March 24, 2023 -- Restless legs syndrome may be a risk factor for dementia or a very early warning sign of dementia in older adults, new research hints.
RLS is a condition that causes an uncontrollable urge to move the legs, typically in the evening or nighttime hours when sitting or lying down.
In a large study of older adults, those who had RLS were significantly more likely to develop dementia over more than a decade than peers without RLS.
RLS is associated with poor sleep, depression, anxiety, poor diet, and obesity -- all known risk factors for dementia. But ties between RLS and dementia are unclear.
To investigate, researchers from Korea studied about 2,500 adults with RLS and a control group of more than 9,900 matched people without RLS. All were 73 years old on average.
Over the course of about 10 years, a total of 874 of them developed dementia, and those with RLS were significantly more likely to develop dementia (10% versus 6%).

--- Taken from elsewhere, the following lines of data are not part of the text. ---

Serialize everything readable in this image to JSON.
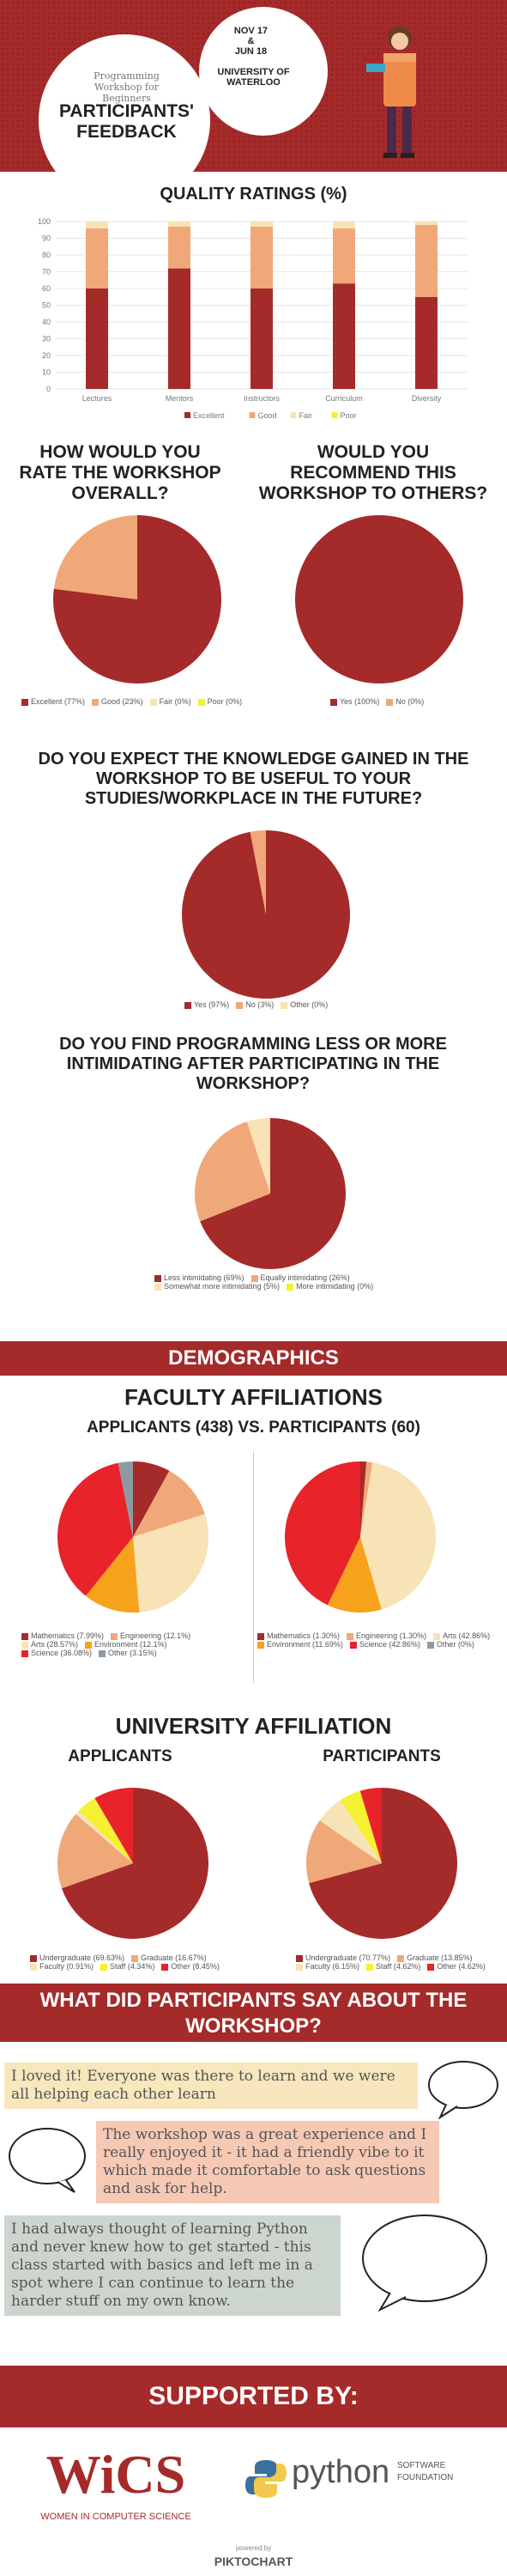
{
  "header": {
    "subtitle": "Programming Workshop for Beginners",
    "title_line1": "PARTICIPANTS'",
    "title_line2": "FEEDBACK",
    "date1": "NOV 17",
    "amp": "&",
    "date2": "JUN 18",
    "uni1": "UNIVERSITY OF",
    "uni2": "WATERLOO"
  },
  "colors": {
    "maroon": "#a52a2a",
    "peach": "#f0a878",
    "pale": "#f7e3b6",
    "yellow": "#f5f032",
    "red": "#e8232a",
    "orange": "#f7a21b",
    "gray": "#8e9aa3"
  },
  "sections": {
    "quality": "QUALITY RATINGS (%)",
    "overall": "HOW WOULD YOU RATE THE WORKSHOP OVERALL?",
    "recommend": "WOULD YOU RECOMMEND THIS WORKSHOP TO OTHERS?",
    "useful": "DO YOU EXPECT THE KNOWLEDGE GAINED IN THE WORKSHOP TO BE USEFUL TO YOUR STUDIES/WORKPLACE IN THE FUTURE?",
    "intimidating": "DO YOU FIND PROGRAMMING LESS OR MORE INTIMIDATING AFTER PARTICIPATING IN THE WORKSHOP?",
    "demographics": "DEMOGRAPHICS",
    "faculty": "FACULTY AFFILIATIONS",
    "faculty_sub": "APPLICANTS (438) VS. PARTICIPANTS (60)",
    "university": "UNIVERSITY AFFILIATION",
    "applicants": "APPLICANTS",
    "participants": "PARTICIPANTS",
    "say": "WHAT DID PARTICIPANTS SAY ABOUT THE WORKSHOP?",
    "supported": "SUPPORTED BY:"
  },
  "quotes": [
    "I loved it! Everyone was there to learn and we were all helping each other learn",
    "The workshop was a great experience and I really enjoyed it - it had a friendly vibe to it which made it comfortable to ask questions and ask for help.",
    "I had always thought of learning Python and never knew how to get started - this class started with basics and left me in a spot where I can continue to learn the harder stuff on my own know."
  ],
  "sponsors": {
    "wics_big": "WiCS",
    "wics_small": "WOMEN IN COMPUTER SCIENCE",
    "python": "python",
    "psf1": "SOFTWARE",
    "psf2": "FOUNDATION",
    "powered": "powered by",
    "piktochart": "PIKTOCHART"
  },
  "chart_data": [
    {
      "type": "bar",
      "stacked": true,
      "categories": [
        "Lectures",
        "Mentors",
        "Instructors",
        "Curriculum",
        "Diversity"
      ],
      "series": [
        {
          "name": "Excellent",
          "color": "#a52a2a",
          "values": [
            60,
            72,
            60,
            63,
            55
          ]
        },
        {
          "name": "Good",
          "color": "#f0a878",
          "values": [
            36,
            25,
            37,
            33,
            43
          ]
        },
        {
          "name": "Fair",
          "color": "#f7e3b6",
          "values": [
            4,
            3,
            3,
            4,
            2
          ]
        },
        {
          "name": "Poor",
          "color": "#f5f032",
          "values": [
            0,
            0,
            0,
            0,
            0
          ]
        }
      ],
      "ylim": [
        0,
        100
      ],
      "yticks": [
        0,
        10,
        20,
        30,
        40,
        50,
        60,
        70,
        80,
        90,
        100
      ],
      "legend": "bottom",
      "grid": true
    },
    {
      "type": "pie",
      "slices": [
        {
          "label": "Excellent (77%)",
          "value": 77,
          "color": "#a52a2a"
        },
        {
          "label": "Good (23%)",
          "value": 23,
          "color": "#f0a878"
        },
        {
          "label": "Fair (0%)",
          "value": 0,
          "color": "#f7e3b6"
        },
        {
          "label": "Poor (0%)",
          "value": 0,
          "color": "#f5f032"
        }
      ]
    },
    {
      "type": "pie",
      "slices": [
        {
          "label": "Yes (100%)",
          "value": 100,
          "color": "#a52a2a"
        },
        {
          "label": "No (0%)",
          "value": 0,
          "color": "#f0a878"
        }
      ]
    },
    {
      "type": "pie",
      "slices": [
        {
          "label": "Yes (97%)",
          "value": 97,
          "color": "#a52a2a"
        },
        {
          "label": "No (3%)",
          "value": 3,
          "color": "#f0a878"
        },
        {
          "label": "Other (0%)",
          "value": 0,
          "color": "#f7e3b6"
        }
      ]
    },
    {
      "type": "pie",
      "slices": [
        {
          "label": "Less intimidating (69%)",
          "value": 69,
          "color": "#a52a2a"
        },
        {
          "label": "Equally intimidating (26%)",
          "value": 26,
          "color": "#f0a878"
        },
        {
          "label": "Somewhat more intimidating (5%)",
          "value": 5,
          "color": "#f7e3b6"
        },
        {
          "label": "More intimidating (0%)",
          "value": 0,
          "color": "#f5f032"
        }
      ]
    },
    {
      "type": "pie",
      "slices": [
        {
          "label": "Mathematics (7.99%)",
          "value": 7.99,
          "color": "#a52a2a"
        },
        {
          "label": "Engineering (12.1%)",
          "value": 12.1,
          "color": "#f0a878"
        },
        {
          "label": "Arts (28.57%)",
          "value": 28.57,
          "color": "#f7e3b6"
        },
        {
          "label": "Environment (12.1%)",
          "value": 12.1,
          "color": "#f7a21b"
        },
        {
          "label": "Science (36.08%)",
          "value": 36.08,
          "color": "#e8232a"
        },
        {
          "label": "Other (3.15%)",
          "value": 3.15,
          "color": "#8e9aa3"
        }
      ]
    },
    {
      "type": "pie",
      "slices": [
        {
          "label": "Mathematics (1.30%)",
          "value": 1.3,
          "color": "#a52a2a"
        },
        {
          "label": "Engineering (1.30%)",
          "value": 1.3,
          "color": "#f0a878"
        },
        {
          "label": "Arts (42.86%)",
          "value": 42.86,
          "color": "#f7e3b6"
        },
        {
          "label": "Environment (11.69%)",
          "value": 11.69,
          "color": "#f7a21b"
        },
        {
          "label": "Science (42.86%)",
          "value": 42.86,
          "color": "#e8232a"
        },
        {
          "label": "Other (0%)",
          "value": 0,
          "color": "#8e9aa3"
        }
      ]
    },
    {
      "type": "pie",
      "slices": [
        {
          "label": "Undergraduate (69.63%)",
          "value": 69.63,
          "color": "#a52a2a"
        },
        {
          "label": "Graduate (16.67%)",
          "value": 16.67,
          "color": "#f0a878"
        },
        {
          "label": "Faculty (0.91%)",
          "value": 0.91,
          "color": "#f7e3b6"
        },
        {
          "label": "Staff (4.34%)",
          "value": 4.34,
          "color": "#f5f032"
        },
        {
          "label": "Other (8.45%)",
          "value": 8.45,
          "color": "#e8232a"
        }
      ]
    },
    {
      "type": "pie",
      "slices": [
        {
          "label": "Undergraduate (70.77%)",
          "value": 70.77,
          "color": "#a52a2a"
        },
        {
          "label": "Graduate (13.85%)",
          "value": 13.85,
          "color": "#f0a878"
        },
        {
          "label": "Faculty (6.15%)",
          "value": 6.15,
          "color": "#f7e3b6"
        },
        {
          "label": "Staff (4.62%)",
          "value": 4.62,
          "color": "#f5f032"
        },
        {
          "label": "Other (4.62%)",
          "value": 4.62,
          "color": "#e8232a"
        }
      ]
    }
  ]
}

After accounting for factors that might influence the risk of dementia, adults with RLS were 46% more likely to develop dementia than adults without RLS. The study was published earlier this month in the peer-reviewed journal Alzheimer's Research and Therapy.
RLS may precede a decline in thinking and memory leading to dementia and could be viewed as a “newly identified” risk factor or very early sign of dementia, said Eosu Kim, MD, PhD, with Yonsei University College of Medicine in Seoul, and colleagues.
If confirmed in future studies, the researchers say regular checkups for cognitive decline in older people who have RLS may aid in early detection and intervention for those at risk for dementia.
“There is now an increasing literature that shows sleep as a modifiable risk factor for cognitive decline,” said Thanh Dang-Vu, MD, PhD, with Concordia University in Montreal, Canada, who wasn’t involved in the study.
He noted that prior studies have suggested that both insomnia and sleep apnea increase the risk for cognitive decline and possibly dementia. Sleep apnea is a potentially serious disorder in which breathing repeatedly stops and starts during sleep.
This new study suggests that RLS should also be considered as a sleep-related risk factor for dementia, Dang-Vu said.